Plus de fermeté, moins de dépenses publiques
Comment réagir à cette situation de crise ? En agissant avec calme et discernement dans les négociations avec les États-Unis, répondent les représentants patronaux. Par exemple, Fabrice Le Saché, vice-président du Medef , rappelle le risque de « sur-exposer » des secteurs tels la cosmétique ou les vins et spiritueux, en prononçant des sanctions qui pourraient en déclencher d'autres en retour. L'Union Européenne avait ainsi déclaré soumettre le bourbon américain aux droits de douanes réciproques de 25% avant de renoncer, Donald Trump ayant brandi une surtaxe de 200% sur vins et spiritueux.

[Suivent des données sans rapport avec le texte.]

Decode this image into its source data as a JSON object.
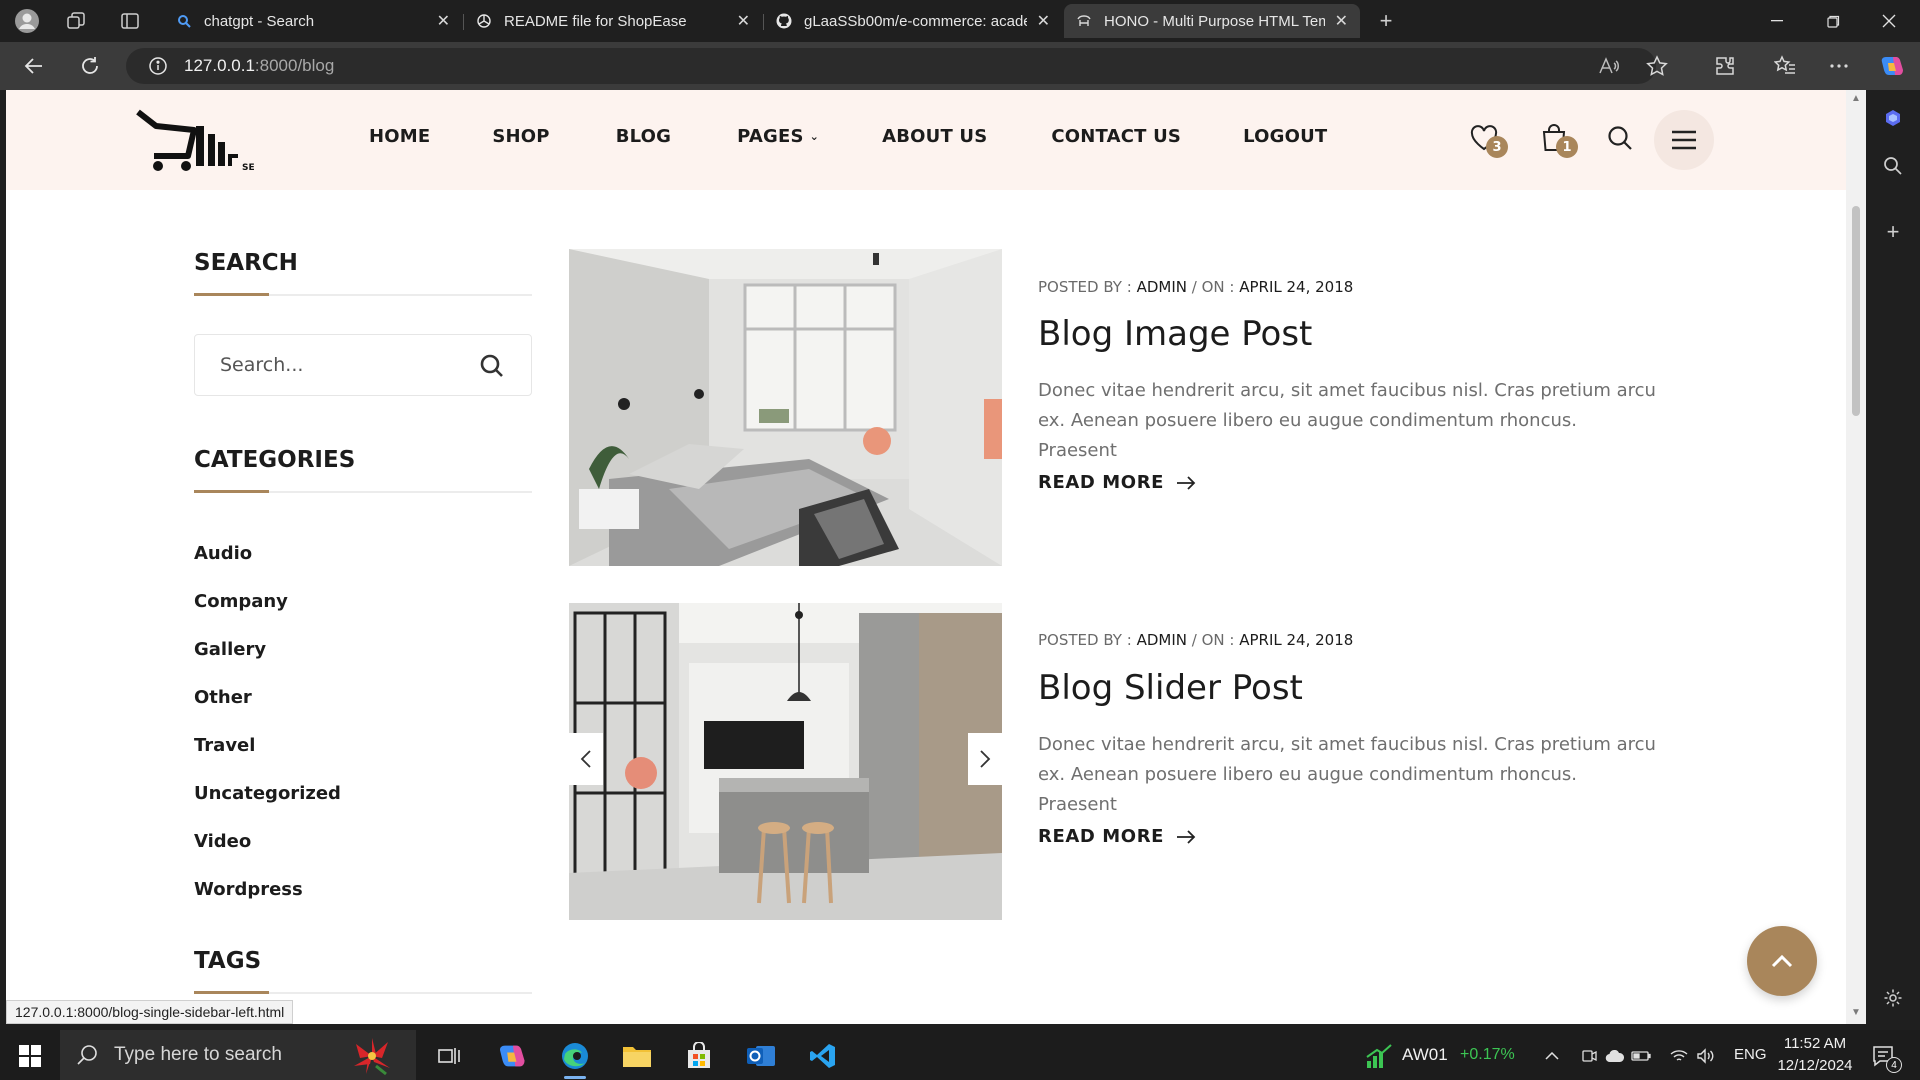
{
  "browser": {
    "tabs": [
      {
        "title": "chatgpt - Search",
        "icon": "bing-search-icon",
        "active": false
      },
      {
        "title": "README file for ShopEase",
        "icon": "chatgpt-icon",
        "active": false
      },
      {
        "title": "gLaaSSb00m/e-commerce: acade",
        "icon": "github-icon",
        "active": false
      },
      {
        "title": "HONO - Multi Purpose HTML Tem",
        "icon": "site-favicon",
        "active": true
      }
    ],
    "url_host": "127.0.0.1",
    "url_path": ":8000/blog",
    "status_url": "127.0.0.1:8000/blog-single-sidebar-left.html"
  },
  "site": {
    "logo_text": "ShopEase",
    "nav": [
      {
        "label": "HOME"
      },
      {
        "label": "SHOP"
      },
      {
        "label": "BLOG"
      },
      {
        "label": "PAGES",
        "has_dropdown": true
      },
      {
        "label": "ABOUT US"
      },
      {
        "label": "CONTACT US"
      },
      {
        "label": "LOGOUT"
      }
    ],
    "wishlist_count": "3",
    "cart_count": "1"
  },
  "sidebar": {
    "search_title": "SEARCH",
    "search_placeholder": "Search...",
    "categories_title": "CATEGORIES",
    "categories": [
      "Audio",
      "Company",
      "Gallery",
      "Other",
      "Travel",
      "Uncategorized",
      "Video",
      "Wordpress"
    ],
    "tags_title": "TAGS"
  },
  "posts": [
    {
      "posted_by_label": "POSTED BY :",
      "author": "ADMIN",
      "on_label": "/ ON :",
      "date": "APRIL 24, 2018",
      "title": "Blog Image Post",
      "excerpt": "Donec vitae hendrerit arcu, sit amet faucibus nisl. Cras pretium arcu ex. Aenean posuere libero eu augue condimentum rhoncus. Praesent",
      "read_more": "READ MORE",
      "media": "image"
    },
    {
      "posted_by_label": "POSTED BY :",
      "author": "ADMIN",
      "on_label": "/ ON :",
      "date": "APRIL 24, 2018",
      "title": "Blog Slider Post",
      "excerpt": "Donec vitae hendrerit arcu, sit amet faucibus nisl. Cras pretium arcu ex. Aenean posuere libero eu augue condimentum rhoncus. Praesent",
      "read_more": "READ MORE",
      "media": "slider"
    }
  ],
  "taskbar": {
    "search_placeholder": "Type here to search",
    "stock_name": "AW01",
    "stock_change": "+0.17%",
    "language": "ENG",
    "time": "11:52 AM",
    "date": "12/12/2024",
    "notification_count": "4"
  },
  "colors": {
    "accent": "#a9865b",
    "header_bg": "#fdf3ef",
    "stock_up": "#3cc553"
  }
}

Pour autant, les patrons attendent de l'Union Européenne plus de fermeté. Ainsi, Amir Reza-Tofighi, président de la CPME, Confédération des petites et moyennes entreprises, invite à « mieux contrôler les importations » et à « stopper la concurrence déloyale ». Par exemple, « nous savons que beaucoup de viande venue du Canada ne respecte pas les normes sanitaires européennes. On ne fait rien face à cela », dénonce-t-il. Stratégiquement, face à la fermeture du marché américain et l'incertitude que représente la Chine, les patrons plaident pour une diversification des partenaires commerciaux. A ce titre, Amir Reza-Tofighi pointe l'extrême lenteur des négociations pour un accord de libre-échange de l’UE avec le Mercosur (Argentine, Brésil, Paraguay,Uruguay, Bolivie) qui ont démarré en 2000. Fabrice Le Saché regrette l' « échec » du Ceta, Comprehensive Economic and Trade Agreement, avec le Canada, signé en 2016 qui n'a pas encore été ratifié par les parlements de tous les pays. Le vice-président du Medef avance la piste « d'accords thématiques qui peut-être excluent l'agriculture », qui pourrait être évoquée avec l'Inde, mais aussi, les Émirats Arabes Unis, l'Indonésie, les pays d'Asie du Sud-Est,l'Afrique du Sud...
Une autre analyse fait consensus : une partie de la réponse à la crise internationale réside dans la compétitivité des entreprises en France. Et donc, dans les choix – plus ou moins favorables à une politique de l'offre- qui présideront au budget 2026 en préparation. Et Amir Reza-Tofighi de questionner : « Est-ce que l'on aura un budget courageux ? ».